Far From Xanadu was a book I borrowed from a friend, and not one I knew much about. It features a transgender protagonist, particular a female-to-male transformation, and it’s a great story for the most part.

Mike is a great protagonist. His voice is natural, he’s methodical, and the emotions he feels are very genuine. However, he ends up falling for a straight girl whom he is convinced is perfect in every way. When the novel wasn’t about pining for Xanadu it was perfect. 

Mike lost his father, he has a broken relationship with his mother and brother, and he is attempting to accept the reality that he may be gay. These aspects of the story were so raw, so powerful, and the connection is quite deep. Mike is a jack of all trades, but with no way to progress in life due to a lack of funds and no actual support systems in his life. He gets scolded for a waste of talent, yet won’t accept people’s charity either. There was a lot I loved about Mike’s character that the narrative mostly worked for me.
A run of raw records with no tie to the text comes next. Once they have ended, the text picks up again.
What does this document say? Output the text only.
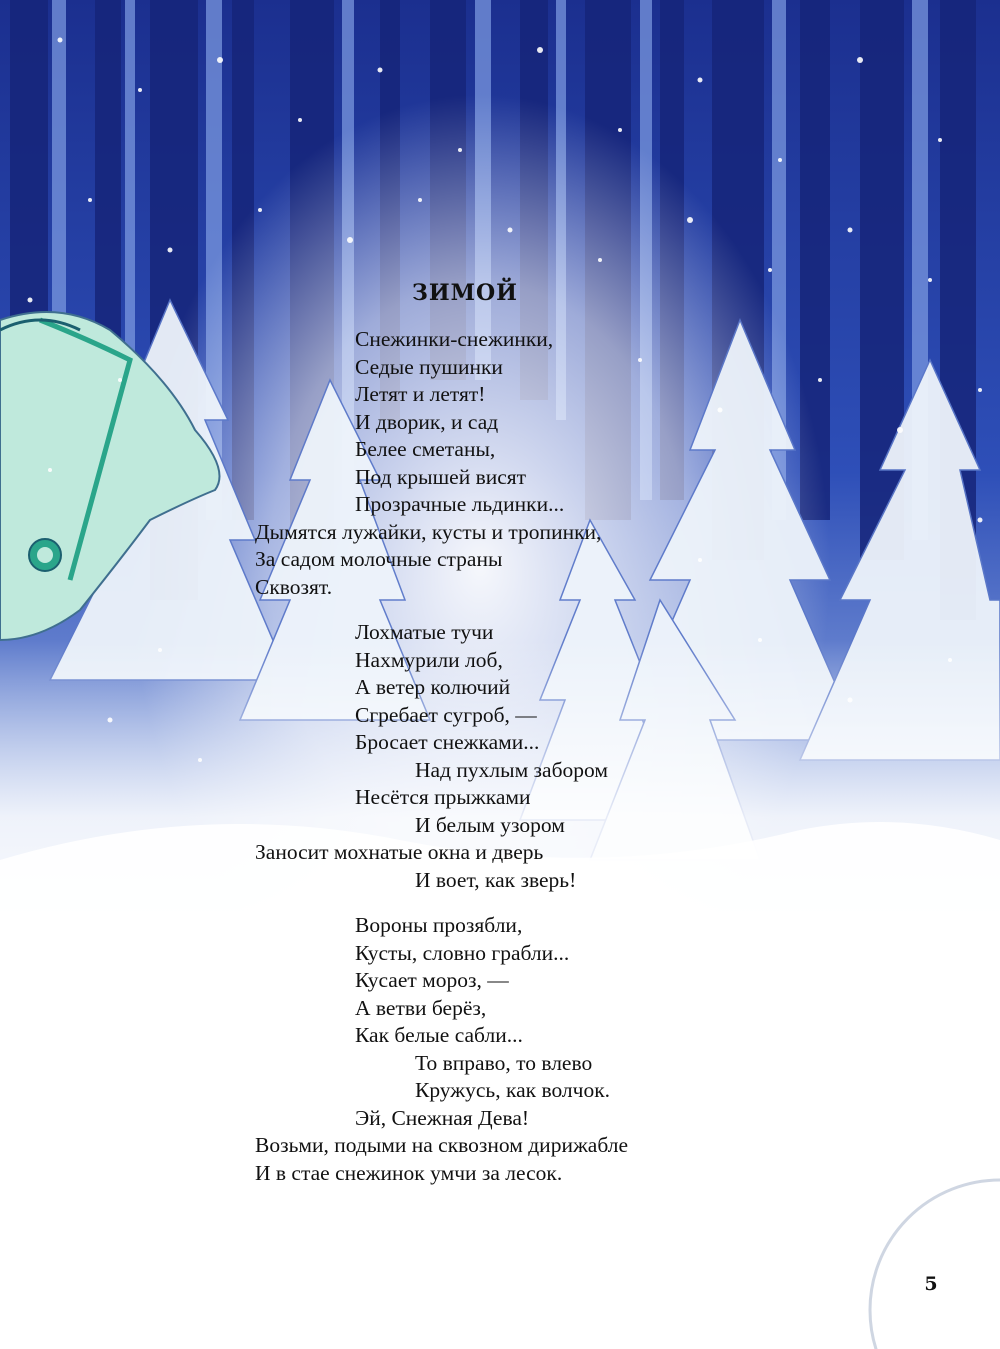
ЗИМОЙ
Снежинки-снежинки,
Седые пушинки
Летят и летят!
И дворик, и сад
Белее сметаны,
Под крышей висят
Прозрачные льдинки...
Дымятся лужайки, кусты и тропинки,
За садом молочные страны
Сквозят.
Лохматые тучи
Нахмурили лоб,
А ветер колючий
Сгребает сугроб, —
Бросает снежками...
Над пухлым забором
Несётся прыжками
И белым узором
Заносит мохнатые окна и дверь
И воет, как зверь!
Вороны прозябли,
Кусты, словно грабли...
Кусает мороз, —
А ветви берёз,
Как белые сабли...
То вправо, то влево
Кружусь, как волчок.
Эй, Снежная Дева!
Возьми, подыми на сквозном дирижабле
И в стае снежинок умчи за лесок.
5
Mike’s love interest Xanadu however? She’s a piece of work. I’m not sure if Peter’s intentionally wrote her to be horrific, but often she came across a user, an exhibitionist and for the life of me I couldn’t figure out what Mike saw in her. Mike’s best friend, Jamie, constantly calls her out on her crap behaviour and yet Mike can’t see past it. While the novel ended exactly as I thought it would, it really broke my heat how used Mike was throughout the story. Xanadu never felt genuine, she was suppose to be exotic, but even that didn’t quite work for me. She just seemed as though Mike had to fix every single one of her problems, and like a puppet on a string, Mike obeyed. I’m sure this seems realistic for most, but Xanadu rubbed me the wrong way throughout the entirety of the story.

The novel was at its best when it was about Mike coming to terms with his identity and his family’s problems. When he was pining for Xanadu, the story just didn’t work for me because I couldn’t connect to the actual romance Peters was trying to put forth. I think Peters is a great writer and I’m looking forward to checking out Luna, but Far From Xanadu, though it does have amazing and thoughtful moments is far from greatness.